Meet Kate, a savvy marketing manager who uses SAP Analytics Cloud to optimize her marketing funnel, specifically looking at:
Top of funnel traffic
Channel and tactic effectiveness
Conversion to sale
Customer acquisition cost
Kate works for a boutique apparel company that has recently launched a new line of activewear. In addition to overseeing the entire launch from branding to advertising, one of her primary tasks is to create a consistent omni-channel customer experience.
Fortunately, Kate has kept meticulous records of the customer relationship cycle. She collects data from:
Organic and paid website traffic
Online revenue generated
By importing all the various datasets into SAP Analytics Cloud, Kate can understand where leads are coming from, the quality of the leads, and the top conversion paths customers take on the site.
Soon after the launch of the new activewear line, Kate is eager to track her marketing efforts. She uses SAP Analytics Cloud’s business intelligence capabilities to see which campaigns are the most effective at each stage of the buying cycle.
She has five campaigns that she is tracking:
Content marketing from ongoing blog posts and social media promotion
Paid media on three popular social media platforms and one search engine
Affiliate marketing from a dozen popular social media personalities
Email marketing to a list of 2,000 customers
In addition to wanting to see which of the channels produce the highest rate of conversion, she also wants to know the following:
Cost per customer from each channel
Conversion rate by channel
Volume from each channel
Average transaction value from each channel
By having the ability to track her marketing efforts visually, Kate uses her customer analytics to predict what could work in the future. Gaining these valuable insights will help her improve the customer experience and increase sales by tweaking her campaigns based on her findings.
Now that Kate has better insight on which channels are most effective, she can reallocate her marketing spend, and A/B test campaigns within the same channel. This will give her better insight as to what calls to action are more effective, what creative resonates with customers, and potential detractors from conversions.
The next metrics she looks at is her customer’s behavior analytics. She tracks customers’ online buying journeys from start to finish and answers questions such as:
Which pages, and how many, did they click on before they made a purchase?

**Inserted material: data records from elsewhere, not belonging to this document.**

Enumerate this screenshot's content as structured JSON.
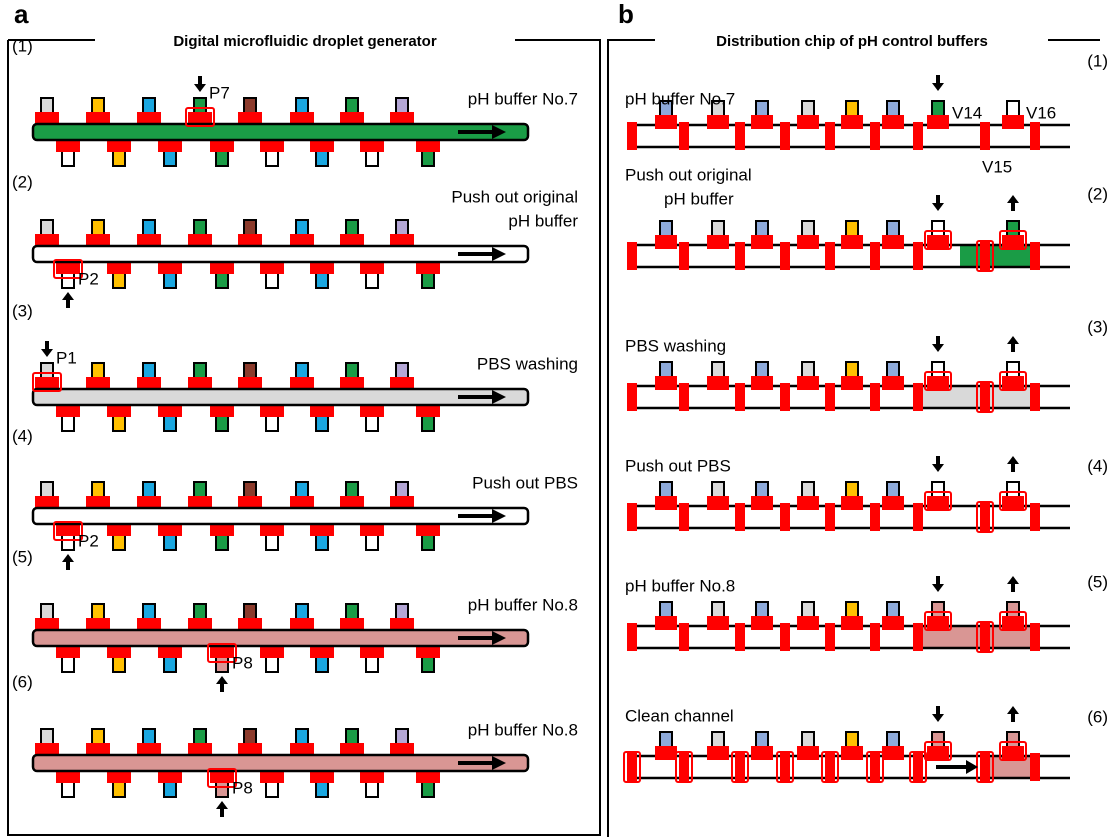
{
  "panels": [
    {
      "letter": "a",
      "title": "Digital microfluidic droplet  generator",
      "steps": [
        {
          "number": "(1)",
          "text": [
            "pH buffer No.7"
          ],
          "port": "P7"
        },
        {
          "number": "(2)",
          "text": [
            "Push out original",
            "pH buffer"
          ],
          "port": "P2"
        },
        {
          "number": "(3)",
          "text": [
            "PBS washing"
          ],
          "port": "P1"
        },
        {
          "number": "(4)",
          "text": [
            "Push out PBS"
          ],
          "port": "P2"
        },
        {
          "number": "(5)",
          "text": [
            "pH buffer No.8"
          ],
          "port": "P8"
        },
        {
          "number": "(6)",
          "text": [
            "pH buffer No.8"
          ],
          "port": "P8"
        }
      ]
    },
    {
      "letter": "b",
      "title": "Distribution chip of pH control buffers",
      "valves": [
        "V14",
        "V16",
        "V15"
      ],
      "steps": [
        {
          "number": "(1)",
          "text": [
            "pH buffer No.7"
          ]
        },
        {
          "number": "(2)",
          "text": [
            "Push out original",
            "pH buffer"
          ]
        },
        {
          "number": "(3)",
          "text": [
            "PBS washing"
          ]
        },
        {
          "number": "(4)",
          "text": [
            "Push out PBS"
          ]
        },
        {
          "number": "(5)",
          "text": [
            "pH buffer No.8"
          ]
        },
        {
          "number": "(6)",
          "text": [
            "Clean channel"
          ]
        }
      ]
    }
  ]
}
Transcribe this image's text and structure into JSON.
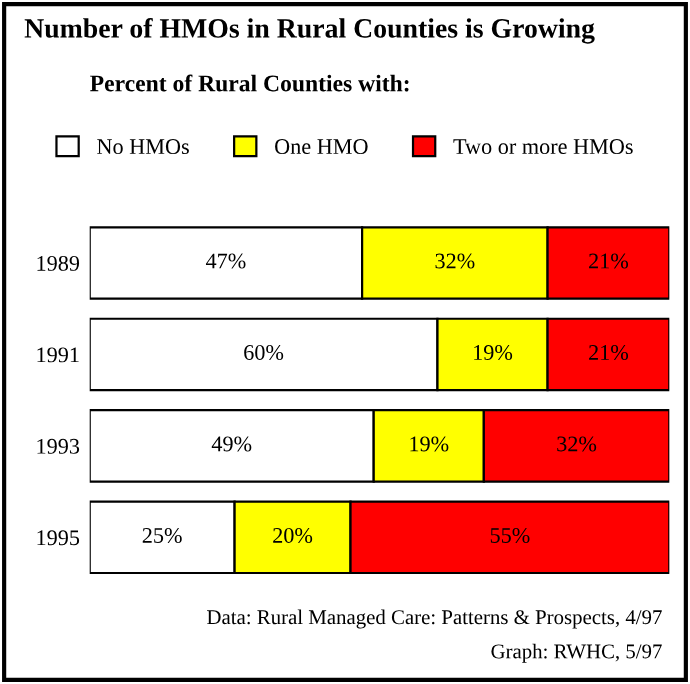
{
  "chart_data": {
    "type": "bar",
    "orientation": "horizontal",
    "stacked": true,
    "title": "Number of HMOs in Rural Counties is Growing",
    "subtitle": "Percent of Rural Counties with:",
    "categories": [
      "1989",
      "1991",
      "1993",
      "1995"
    ],
    "series": [
      {
        "name": "No HMOs",
        "color": "#ffffff",
        "values": [
          47,
          60,
          49,
          25
        ],
        "value_labels": [
          "47%",
          "60%",
          "49%",
          "25%"
        ]
      },
      {
        "name": "One HMO",
        "color": "#ffff00",
        "values": [
          32,
          19,
          19,
          20
        ],
        "value_labels": [
          "32%",
          "19%",
          "19%",
          "20%"
        ]
      },
      {
        "name": "Two or more HMOs",
        "color": "#ff0000",
        "values": [
          21,
          21,
          32,
          55
        ],
        "value_labels": [
          "21%",
          "21%",
          "32%",
          "55%"
        ]
      }
    ],
    "legend": "top",
    "tick_labels": "y",
    "grid": false,
    "annotations": [
      "Data: Rural Managed Care: Patterns & Prospects, 4/97",
      "Graph: RWHC, 5/97"
    ]
  }
}
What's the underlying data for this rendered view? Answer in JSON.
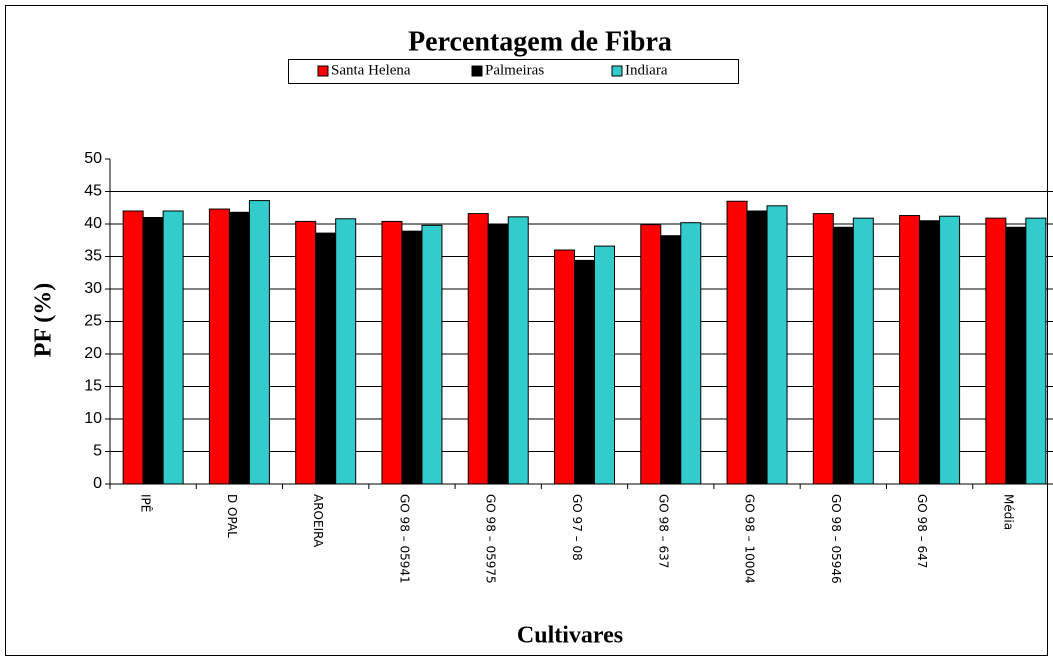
{
  "chart_data": {
    "type": "bar",
    "title": "Percentagem de Fibra",
    "x_label": "Cultivares",
    "y_label": "PF (%)",
    "categories": [
      "IPÊ",
      "D OPAL",
      "AROEIRA",
      "GO 98 – 05941",
      "GO 98 – 05975",
      "GO 97 – 08",
      "GO 98 – 637",
      "GO 98 – 10004",
      "GO 98 – 05946",
      "GO 98 – 647",
      "Média"
    ],
    "series": [
      {
        "name": "Santa Helena",
        "color": "#ff0000",
        "values": [
          42,
          42.3,
          40.4,
          40.4,
          41.6,
          36,
          39.9,
          43.5,
          41.6,
          41.3,
          40.9
        ]
      },
      {
        "name": "Palmeiras",
        "color": "#000000",
        "values": [
          41,
          41.8,
          38.6,
          38.9,
          40,
          34.4,
          38.2,
          42,
          39.5,
          40.5,
          39.5
        ]
      },
      {
        "name": "Indiara",
        "color": "#33cccc",
        "values": [
          42,
          43.6,
          40.8,
          39.8,
          41.1,
          36.6,
          40.2,
          42.8,
          40.9,
          41.2,
          40.9
        ]
      }
    ],
    "ylim": [
      0,
      50
    ],
    "yticks": [
      0,
      5,
      10,
      15,
      20,
      25,
      30,
      35,
      40,
      45,
      50
    ],
    "grid": true,
    "legend": "top"
  }
}
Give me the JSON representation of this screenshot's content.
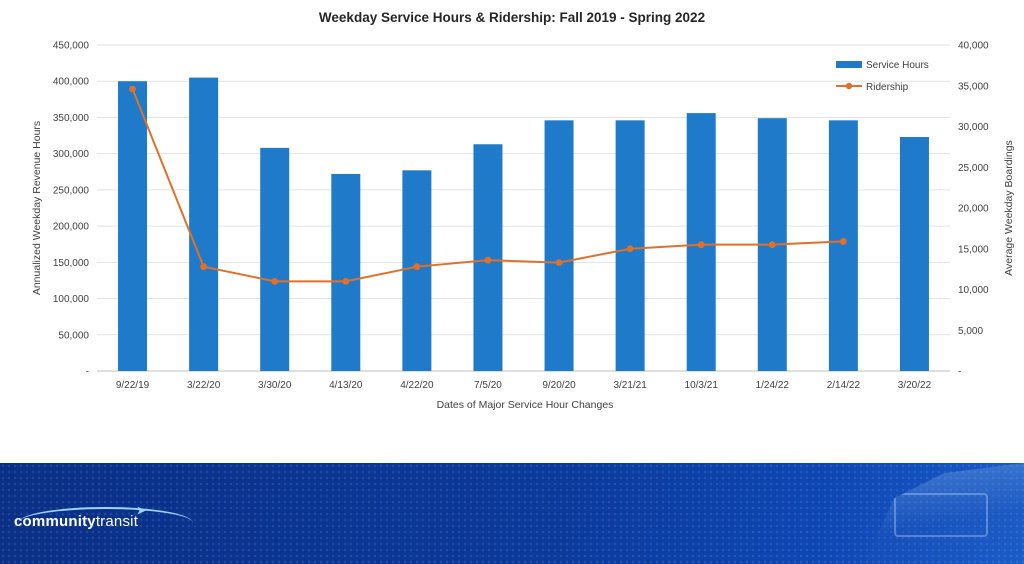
{
  "chart_data": {
    "type": "bar",
    "title": "Weekday Service Hours & Ridership: Fall 2019 - Spring 2022",
    "xlabel": "Dates of Major Service Hour Changes",
    "ylabel": "Annualized Weekday Revenue Hours",
    "y2label": "Average Weekday Boardings",
    "categories": [
      "9/22/19",
      "3/22/20",
      "3/30/20",
      "4/13/20",
      "4/22/20",
      "7/5/20",
      "9/20/20",
      "3/21/21",
      "10/3/21",
      "1/24/22",
      "2/14/22",
      "3/20/22"
    ],
    "ylim": [
      0,
      450000
    ],
    "y2lim": [
      0,
      40000
    ],
    "yticks": [
      "-",
      "50,000",
      "100,000",
      "150,000",
      "200,000",
      "250,000",
      "300,000",
      "350,000",
      "400,000",
      "450,000"
    ],
    "y2ticks": [
      "-",
      "5,000",
      "10,000",
      "15,000",
      "20,000",
      "25,000",
      "30,000",
      "35,000",
      "40,000"
    ],
    "legend_position": "top-right",
    "series": [
      {
        "name": "Service Hours",
        "kind": "bar",
        "axis": "left",
        "color": "#1f7bc9",
        "values": [
          400000,
          405000,
          308000,
          272000,
          277000,
          313000,
          346000,
          346000,
          356000,
          349000,
          346000,
          323000
        ]
      },
      {
        "name": "Ridership",
        "kind": "line",
        "axis": "right",
        "color": "#e0702a",
        "values": [
          34600,
          12800,
          11000,
          11000,
          12800,
          13600,
          13300,
          15000,
          15500,
          15500,
          15900,
          null
        ]
      }
    ]
  },
  "footer": {
    "brand_a": "community",
    "brand_b": "transit"
  }
}
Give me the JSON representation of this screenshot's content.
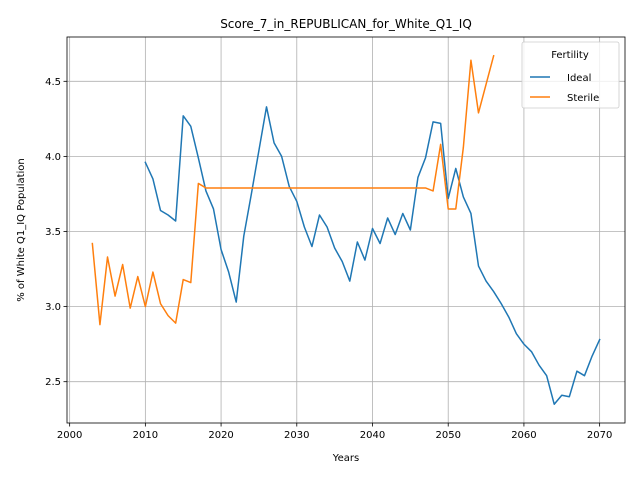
{
  "chart_data": {
    "type": "line",
    "title": "Score_7_in_REPUBLICAN_for_White_Q1_IQ",
    "xlabel": "Years",
    "ylabel": "% of White Q1_IQ Population",
    "xlim": [
      1999.65,
      2073.35
    ],
    "ylim": [
      2.225,
      4.795
    ],
    "xticks": [
      2000,
      2010,
      2020,
      2030,
      2040,
      2050,
      2060,
      2070
    ],
    "yticks": [
      2.5,
      3.0,
      3.5,
      4.0,
      4.5
    ],
    "ytick_labels": [
      "2.5",
      "3.0",
      "3.5",
      "4.0",
      "4.5"
    ],
    "grid": true,
    "legend": {
      "title": "Fertility",
      "placement": "top-right"
    },
    "series": [
      {
        "name": "Ideal",
        "color": "#1f77b4",
        "x": [
          2010,
          2011,
          2012,
          2013,
          2014,
          2015,
          2016,
          2017,
          2018,
          2019,
          2020,
          2021,
          2022,
          2023,
          2024,
          2025,
          2026,
          2027,
          2028,
          2029,
          2030,
          2031,
          2032,
          2033,
          2034,
          2035,
          2036,
          2037,
          2038,
          2039,
          2040,
          2041,
          2042,
          2043,
          2044,
          2045,
          2046,
          2047,
          2048,
          2049,
          2050,
          2051,
          2052,
          2053,
          2054,
          2055,
          2056,
          2057,
          2058,
          2059,
          2060,
          2061,
          2062,
          2063,
          2064,
          2065,
          2066,
          2067,
          2068,
          2069,
          2070
        ],
        "values": [
          3.96,
          3.85,
          3.64,
          3.61,
          3.57,
          4.27,
          4.2,
          3.99,
          3.77,
          3.65,
          3.38,
          3.23,
          3.03,
          3.47,
          3.75,
          4.04,
          4.33,
          4.09,
          4.0,
          3.8,
          3.7,
          3.53,
          3.4,
          3.61,
          3.53,
          3.39,
          3.3,
          3.17,
          3.43,
          3.31,
          3.52,
          3.42,
          3.59,
          3.48,
          3.62,
          3.51,
          3.86,
          3.99,
          4.23,
          4.22,
          3.72,
          3.92,
          3.73,
          3.62,
          3.27,
          3.17,
          3.1,
          3.02,
          2.93,
          2.82,
          2.75,
          2.7,
          2.61,
          2.54,
          2.35,
          2.41,
          2.4,
          2.57,
          2.54,
          2.67,
          2.78
        ]
      },
      {
        "name": "Sterile",
        "color": "#ff7f0e",
        "x": [
          2003,
          2004,
          2005,
          2006,
          2007,
          2008,
          2009,
          2010,
          2011,
          2012,
          2013,
          2014,
          2015,
          2016,
          2017,
          2018,
          2019,
          2020,
          2021,
          2022,
          2023,
          2024,
          2025,
          2026,
          2027,
          2028,
          2029,
          2030,
          2031,
          2032,
          2033,
          2034,
          2035,
          2036,
          2037,
          2038,
          2039,
          2040,
          2041,
          2042,
          2043,
          2044,
          2045,
          2046,
          2047,
          2048,
          2049,
          2050,
          2051,
          2052,
          2053,
          2054,
          2055,
          2056
        ],
        "values": [
          3.42,
          2.88,
          3.33,
          3.07,
          3.28,
          2.99,
          3.2,
          3.0,
          3.23,
          3.02,
          2.94,
          2.89,
          3.18,
          3.16,
          3.82,
          3.79,
          3.79,
          3.79,
          3.79,
          3.79,
          3.79,
          3.79,
          3.79,
          3.79,
          3.79,
          3.79,
          3.79,
          3.79,
          3.79,
          3.79,
          3.79,
          3.79,
          3.79,
          3.79,
          3.79,
          3.79,
          3.79,
          3.79,
          3.79,
          3.79,
          3.79,
          3.79,
          3.79,
          3.79,
          3.79,
          3.77,
          4.08,
          3.65,
          3.65,
          4.06,
          4.64,
          4.29,
          4.48,
          4.67
        ]
      }
    ]
  }
}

How much time did a they spent on the site?
Did they abandon their cart or follow through with the purchase?
Reducing customer acquisition costs
The next area Kate focuses on is Customer Acquisition Cost (CAC) and Customer Lifetime Value (CLTV).
She blends datasets from the following:
Average transaction value
Ratio of returns
Number of transactions per quarter
Referrals (measured through referral bonus system)
Kate is able to understand her customers’ lifestyle preferences and buying habits, which informs her business decisions. She then creates customer profiles and categories to group customers together from most profitable customers to least, as well as group customers by those who share similar behaviors and attributes.
By combining these sources of information, Kate places a CLTV on each customer group and optimizes campaigns that better target each group. These targeted campaigns significantly reduce CAC because they reach the intended audience, which maximizes ROI of the marketing spend. By measuring ROI and forecasting marketing spend, Kate is more informed on allocating budgets for future campaigns.
SAP Analytics Cloud for Marketing Managers
With SAP Analytics Cloud, Kate analyzes her customer data to forecast future behavior and buying habits. This enables her to make more accurate and confident predictions of customer behavior because every decision is based on objective data.